O Governo Federal e Estadual relataram os caminhos que vem sendo traçados para a regularização da parceria do terceiro setor na gestão e implementação de UCs. Por terem seus departamentos constituídos em 2007, ambos estão em fase de consolidação de diversos itens normativos e regulatórios para o tema.

O ICMBio concluiu no inicio deste semestre a Portaria que estabelece o Manual de Procedimentos para a celebração de Convênios, Contratos de Repasse, Termos de Cooperação, Termos de Parceria, e, no que couber, para Termos de Reciprocidade pelo ICMBio. Apesar de não definir um marco regulatório específico para a gestão compartilhada, o Manual define as formas de estabelecimento de parcerias para a participação de outras entidades em UCs. O Instituto citou como exemplo de parceria para a implementação de UCs a Fundação Vitória Amazônica (FVA) no Parque Nacional do Jaú e o Instituto de Pesquisas Ecológicas (Ipê) no Parque Nacional de Anavilhanas. As duas participações do terceiro setor foram estabelecidas anterior à Portaria que define as parcerias para o ICMBio e foram estabelecidas através de Termos de Cooperação Técnico-Científica. Em nenhuma delas foi estabelecido a Gestão Compartilhada.

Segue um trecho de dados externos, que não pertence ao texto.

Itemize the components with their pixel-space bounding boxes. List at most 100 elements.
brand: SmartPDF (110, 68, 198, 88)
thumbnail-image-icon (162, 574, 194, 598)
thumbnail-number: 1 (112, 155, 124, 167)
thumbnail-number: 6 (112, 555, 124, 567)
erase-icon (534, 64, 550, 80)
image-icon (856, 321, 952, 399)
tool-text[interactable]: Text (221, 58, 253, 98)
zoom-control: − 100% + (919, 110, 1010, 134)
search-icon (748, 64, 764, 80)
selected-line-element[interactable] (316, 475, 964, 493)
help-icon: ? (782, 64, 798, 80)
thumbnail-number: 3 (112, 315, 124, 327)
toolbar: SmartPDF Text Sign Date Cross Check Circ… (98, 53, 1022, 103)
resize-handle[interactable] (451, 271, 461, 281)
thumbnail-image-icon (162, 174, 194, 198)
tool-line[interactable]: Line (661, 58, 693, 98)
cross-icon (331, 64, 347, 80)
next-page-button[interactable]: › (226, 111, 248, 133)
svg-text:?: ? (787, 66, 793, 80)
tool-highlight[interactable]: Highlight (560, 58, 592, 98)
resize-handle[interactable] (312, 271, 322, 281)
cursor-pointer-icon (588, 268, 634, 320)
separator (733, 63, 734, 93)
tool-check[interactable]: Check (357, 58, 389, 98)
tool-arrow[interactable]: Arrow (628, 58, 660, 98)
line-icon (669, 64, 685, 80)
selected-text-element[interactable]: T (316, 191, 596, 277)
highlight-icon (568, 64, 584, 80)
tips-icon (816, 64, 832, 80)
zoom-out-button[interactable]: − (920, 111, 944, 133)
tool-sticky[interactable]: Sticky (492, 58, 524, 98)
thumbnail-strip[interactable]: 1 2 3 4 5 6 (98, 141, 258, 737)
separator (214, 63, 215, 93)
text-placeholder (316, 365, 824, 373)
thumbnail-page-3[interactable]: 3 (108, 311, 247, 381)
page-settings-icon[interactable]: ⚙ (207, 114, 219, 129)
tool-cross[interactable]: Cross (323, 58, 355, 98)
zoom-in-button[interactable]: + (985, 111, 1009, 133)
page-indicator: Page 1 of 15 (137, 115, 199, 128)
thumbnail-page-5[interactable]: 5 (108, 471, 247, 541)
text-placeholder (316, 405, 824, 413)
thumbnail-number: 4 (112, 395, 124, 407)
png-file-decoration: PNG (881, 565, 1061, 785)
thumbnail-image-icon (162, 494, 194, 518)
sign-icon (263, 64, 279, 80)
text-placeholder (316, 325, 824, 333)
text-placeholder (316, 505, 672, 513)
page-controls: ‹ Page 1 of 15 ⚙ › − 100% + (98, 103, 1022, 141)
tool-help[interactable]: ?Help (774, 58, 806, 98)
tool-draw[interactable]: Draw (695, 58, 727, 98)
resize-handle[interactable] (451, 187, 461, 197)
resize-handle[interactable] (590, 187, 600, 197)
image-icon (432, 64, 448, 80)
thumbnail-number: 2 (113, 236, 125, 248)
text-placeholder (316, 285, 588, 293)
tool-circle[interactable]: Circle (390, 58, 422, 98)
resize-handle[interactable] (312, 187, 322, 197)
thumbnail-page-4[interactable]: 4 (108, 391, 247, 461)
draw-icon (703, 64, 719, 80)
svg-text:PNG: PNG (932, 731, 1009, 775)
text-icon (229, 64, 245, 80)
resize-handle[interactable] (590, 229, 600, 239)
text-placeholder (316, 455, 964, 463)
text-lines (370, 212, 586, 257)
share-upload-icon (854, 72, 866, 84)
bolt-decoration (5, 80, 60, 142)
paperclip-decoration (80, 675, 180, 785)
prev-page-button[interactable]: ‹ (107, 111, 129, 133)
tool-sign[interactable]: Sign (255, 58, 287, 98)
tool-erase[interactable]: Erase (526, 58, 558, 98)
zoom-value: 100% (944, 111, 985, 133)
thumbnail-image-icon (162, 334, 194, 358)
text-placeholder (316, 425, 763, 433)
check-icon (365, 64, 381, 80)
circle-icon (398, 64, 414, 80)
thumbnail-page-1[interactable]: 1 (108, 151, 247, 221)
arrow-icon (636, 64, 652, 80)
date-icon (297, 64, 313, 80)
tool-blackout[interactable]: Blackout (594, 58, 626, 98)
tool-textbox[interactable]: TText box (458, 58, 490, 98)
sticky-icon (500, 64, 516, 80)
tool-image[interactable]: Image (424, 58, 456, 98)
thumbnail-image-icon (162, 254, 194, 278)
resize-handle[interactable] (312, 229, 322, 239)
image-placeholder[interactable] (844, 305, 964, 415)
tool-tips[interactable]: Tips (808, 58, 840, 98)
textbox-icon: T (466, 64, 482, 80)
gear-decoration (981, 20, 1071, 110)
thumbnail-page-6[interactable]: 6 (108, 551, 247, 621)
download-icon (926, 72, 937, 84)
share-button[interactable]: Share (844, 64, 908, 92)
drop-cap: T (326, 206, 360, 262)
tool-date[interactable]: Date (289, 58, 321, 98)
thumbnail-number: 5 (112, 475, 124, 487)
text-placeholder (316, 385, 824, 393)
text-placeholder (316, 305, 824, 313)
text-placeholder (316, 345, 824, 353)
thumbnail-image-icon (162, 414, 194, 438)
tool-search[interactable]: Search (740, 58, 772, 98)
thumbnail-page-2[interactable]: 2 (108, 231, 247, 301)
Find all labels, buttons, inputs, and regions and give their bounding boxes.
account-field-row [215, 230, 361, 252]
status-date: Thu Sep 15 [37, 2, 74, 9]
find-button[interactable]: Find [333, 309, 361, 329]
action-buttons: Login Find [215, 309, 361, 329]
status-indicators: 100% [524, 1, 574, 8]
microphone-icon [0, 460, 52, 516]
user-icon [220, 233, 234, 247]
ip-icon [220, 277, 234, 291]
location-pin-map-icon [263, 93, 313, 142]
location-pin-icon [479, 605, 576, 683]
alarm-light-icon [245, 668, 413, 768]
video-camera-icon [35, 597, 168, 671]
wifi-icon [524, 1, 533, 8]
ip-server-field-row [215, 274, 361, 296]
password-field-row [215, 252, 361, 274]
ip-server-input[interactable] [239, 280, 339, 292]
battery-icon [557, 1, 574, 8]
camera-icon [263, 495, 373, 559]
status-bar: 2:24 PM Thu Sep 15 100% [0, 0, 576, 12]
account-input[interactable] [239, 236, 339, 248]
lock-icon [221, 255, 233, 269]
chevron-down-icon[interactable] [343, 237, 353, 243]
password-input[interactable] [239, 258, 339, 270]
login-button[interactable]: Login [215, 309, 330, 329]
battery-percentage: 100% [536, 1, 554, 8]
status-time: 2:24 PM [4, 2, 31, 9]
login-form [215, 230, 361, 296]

O Termo de Cooperação Técnico-Científica também foi o instrumento adotado pelo Governo do Amazonas para a parceria com ONGs na gestão de UCs. Até 2007, Instituto de Proteção Ambiental do Amazonas (IPAAM) era o gestor das Unidades de Conservação do Amazonas e estabelecia os convênios com entidades do terceiro setor atuantes na UCs do Estado. O CEUC teve seu primeiro Termo de Cooperação assinado com o Idesam para a gestão compartilhada da RDS do Uatumã em 2008. Depois, assinou com a Fundação Amazonas Sustentável (FAS) para co-gestão na RDS do Juma e vem discutindo com a co-gestão da RDS do Rio Negro. As demais ONGs co-gestoras do Estado, Fundação Vitória Amazônica (FVA), Instituto Piagaçu Purus (IPI), Instituto de Pesquisas Ecológicas (Ipê) e Instituto de Desenvolvimento Sustentável Mamiraúa (IDSM), tiveram seus convênios assinados antes de 2007, com o IPAAM, sendo que atualmente todas aguardam os encaminhamentos do CEUC para renovação dos acordos.